Anthony Joshua gave a glimpse of what the future may hold in the professional ranks after making it three gold medals for Great Britain's boxing team at London 2012 with a gripping victory over defending champion Roberto Cammarelle in the super-heavyweight final.

Joshua, only 22, produced a grandstand finish to rip the gold medal from his Italian foe's grasp, clinching GB's 29th gold of the Games on countback after the contest was scored 18-18.

The London-born fighter won world super-heavyweight silver in only his second senior amateur tournament last year, and he went one better at the ExCel Arena to join an illustrious list of names, which includes Wladimir Klitschko and Lennox Lewis, who have won Olympic super-heavyweight gold.

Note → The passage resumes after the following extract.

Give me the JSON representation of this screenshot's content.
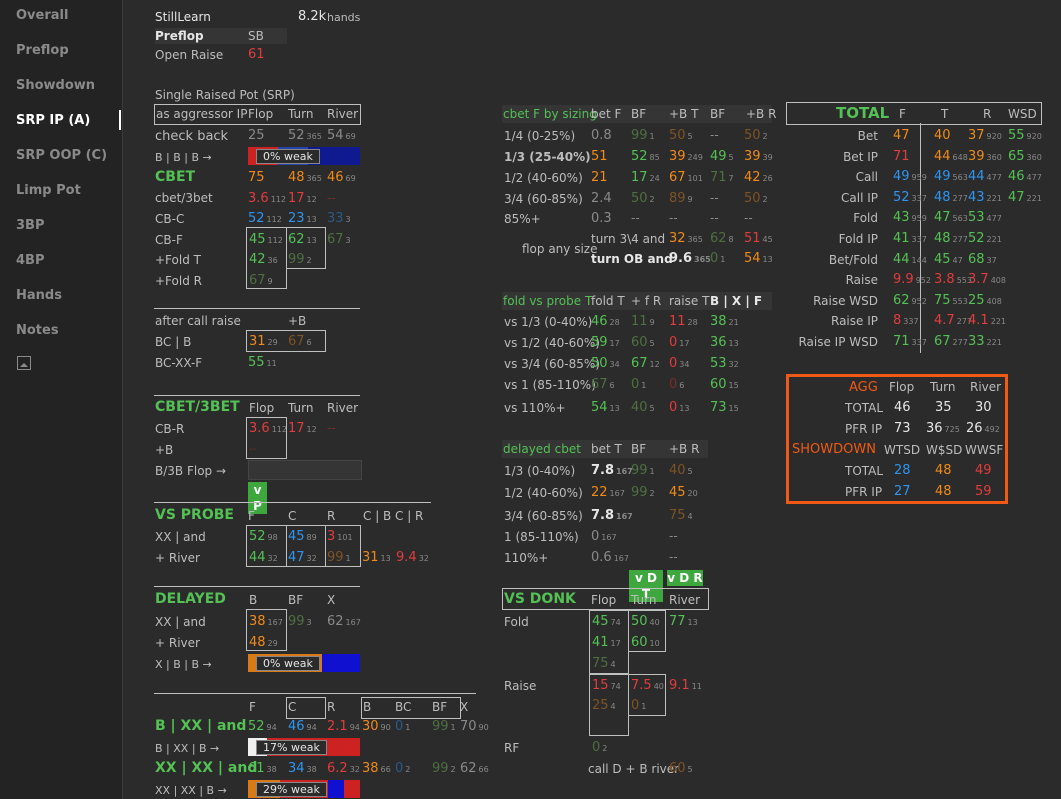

Not bad for someone who only started boxing four years ago.

As former world heavyweight champion Lewis said afterwards: "When the going gets tough, the tough get going, and he showed that." Anthony, we salute you.

Silver

On the final day of London 2012, Samantha Murray gave a final boost to take Team GB's medal haul to 65 with silver in the final event - the women's modern pentathlon. The motto of the London Games was 'inspire a generation', and Murray's comments after completing an event could not have been more fitting.

"Four years ago I was doing my A levels at school. I'd started pentathlon but I was by no means performing on an international level," she said. "Since then I've come through the ranks, won some medals along the way and made it to the Olympic Games.

"Honestly, if you have a goal, if there's anything you want to achieve in life - don't let anybody get in your way. You can do it. If I can do it, and I'm a normal girl, anyone can do what they want to do."

Bronze

If anyone embodies the Olympic spirit, it is Tsepo Ramonene, who finished a gallant last in the men's marathon. Representing the African nation of Lesotho, the 21-year-old had never even seen the Olympics on TV before arriving in London.

Running in only his second marathon, Ramonene crossed the finish line in two hours, 55.54 minutes, some 47 minutes behind winner Stephen Kiprotich of Uganda, and more than 10 minutes off the pace of the previous finisher.

He may not have challenged for a medal, but he got an almighty cheer as he made his way down The Mall to the finish. We Brits love an underdog, don't we?